Originally posted on cri.dev
Time-lapses always fascinated me. So I wanted to create one on my own.
Had a spare Raspberry Pi Zero W catching dust, you can purchase one for ~ 25$ and the related Raspberry Pi Camera module for < 20$.
Sneak peek
Partial time-lapse of 2020-09-08 in 20 FPS (1 snapshot taken every minute)
Requirements
To build your own you'll need
- Raspberry Pi (model Zero W works pretty good)
- Raspberry Pi Camera Module
- 16GB SD Card or bigger
- (optionally Wi-Fi connectivity for easy access)
There is even an official High Quality Camera, that will give even better quality time-lapses!
Table of contents
Preparation
Flash the Pi
You'll need to flash Raspberry Pi OS on a fresh SD Card.
Either with Balena Etcher or the official Raspberry Pi Imager.
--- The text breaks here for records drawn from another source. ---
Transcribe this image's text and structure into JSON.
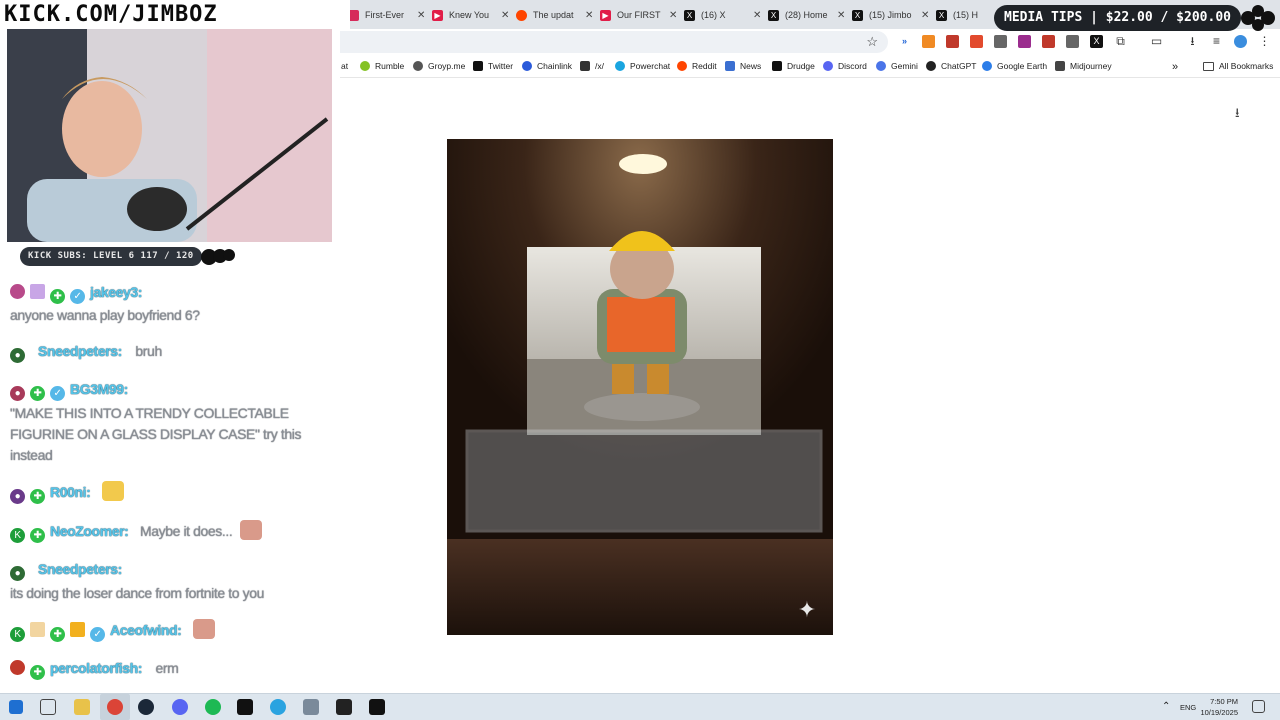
{
  "overlay": {
    "brand": "KICK.COM/JIMBOZ",
    "kick_subs": "KICK SUBS: LEVEL 6 117 / 120",
    "media_tips": "MEDIA TIPS | $22.00 / $200.00"
  },
  "browser": {
    "tabs": [
      {
        "title": "First-Ever",
        "color": "#d62b5b",
        "icon": "kick-icon"
      },
      {
        "title": "Knew You",
        "color": "#e11d48",
        "icon": "youtube-icon"
      },
      {
        "title": "The updat",
        "color": "#ff4500",
        "icon": "reddit-icon"
      },
      {
        "title": "Our FIRST",
        "color": "#e11d48",
        "icon": "youtube-icon"
      },
      {
        "title": "(16) X",
        "color": "#111111",
        "icon": "x-icon"
      },
      {
        "title": "(28) Home",
        "color": "#111111",
        "icon": "x-icon"
      },
      {
        "title": "(15) Jimbo",
        "color": "#111111",
        "icon": "x-icon"
      },
      {
        "title": "(15) H",
        "color": "#111111",
        "icon": "x-icon"
      }
    ],
    "bookmarks": [
      {
        "label": "at",
        "color": ""
      },
      {
        "label": "Rumble",
        "color": "#84c225"
      },
      {
        "label": "Groyp.me",
        "color": "#555555"
      },
      {
        "label": "Twitter",
        "color": "#111111"
      },
      {
        "label": "Chainlink",
        "color": "#2a5ada"
      },
      {
        "label": "/x/",
        "color": "#333333"
      },
      {
        "label": "Powerchat",
        "color": "#1aa5e0"
      },
      {
        "label": "Reddit",
        "color": "#ff4500"
      },
      {
        "label": "News",
        "color": "#3b6fd1"
      },
      {
        "label": "Drudge",
        "color": "#111111"
      },
      {
        "label": "Discord",
        "color": "#5865f2"
      },
      {
        "label": "Gemini",
        "color": "#4a74e8"
      },
      {
        "label": "ChatGPT",
        "color": "#222222"
      },
      {
        "label": "Google Earth",
        "color": "#2b7de9"
      },
      {
        "label": "Midjourney",
        "color": "#444444"
      }
    ],
    "all_bookmarks": "All Bookmarks"
  },
  "chat": [
    {
      "user": "jakeey3:",
      "text": "anyone wanna play boyfriend 6?"
    },
    {
      "user": "Sneedpeters:",
      "text": "bruh"
    },
    {
      "user": "BG3M99:",
      "text": "\"MAKE THIS INTO A TRENDY COLLECTABLE FIGURINE ON A GLASS DISPLAY CASE\" try this instead"
    },
    {
      "user": "R00ni:",
      "text": ""
    },
    {
      "user": "NeoZoomer:",
      "text": "Maybe it does..."
    },
    {
      "user": "Sneedpeters:",
      "text": "its doing the loser dance from fortnite to you"
    },
    {
      "user": "Aceofwind:",
      "text": ""
    },
    {
      "user": "percolatorfish:",
      "text": "erm"
    }
  ],
  "taskbar": {
    "language": "ENG",
    "time": "7:50 PM",
    "date": "10/19/2025"
  }
}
The procedure is extremely straight forward.
Just go through the steps and you have Rasperry Pi OS installed on a SD card.
Set up Wi-Fi connectivity
To get the Pi connect to your Wi-Fi, you'll need to create a file called wpa_supplicant.conf
in the SD card.
The contents of wpa_supplicant.conf
should look like this (configure it accordingly):
ctrl_interface=DIR=/var/run/wpa_supplicant GROUP=netdev
ap_scan=1
update_config=1
network={
scan_ssid=1
ssid="YOUR_WIFI_ACCESS_POINT"
psk="YOUR_WIFI_PASSWORD"
}
Enable SSH access
To enable SSH access (with the user pi
and password raspberry
), simply create an empty file (without extension), called ssh
in the SD card.
Enable Camera module
To enable to camera module, you can configure it through the raspi-config
utility.
But also with the file config.txt
in SD card.
Open it and add the following to it:
start_x=1
gpu_mem=128
Just make sure there are no other occurrencies for start_x
or gpu_mem
Create the time-lapse
Take image with raspistill
raspistill
is the command line tool for capturing still photographs with the camera module.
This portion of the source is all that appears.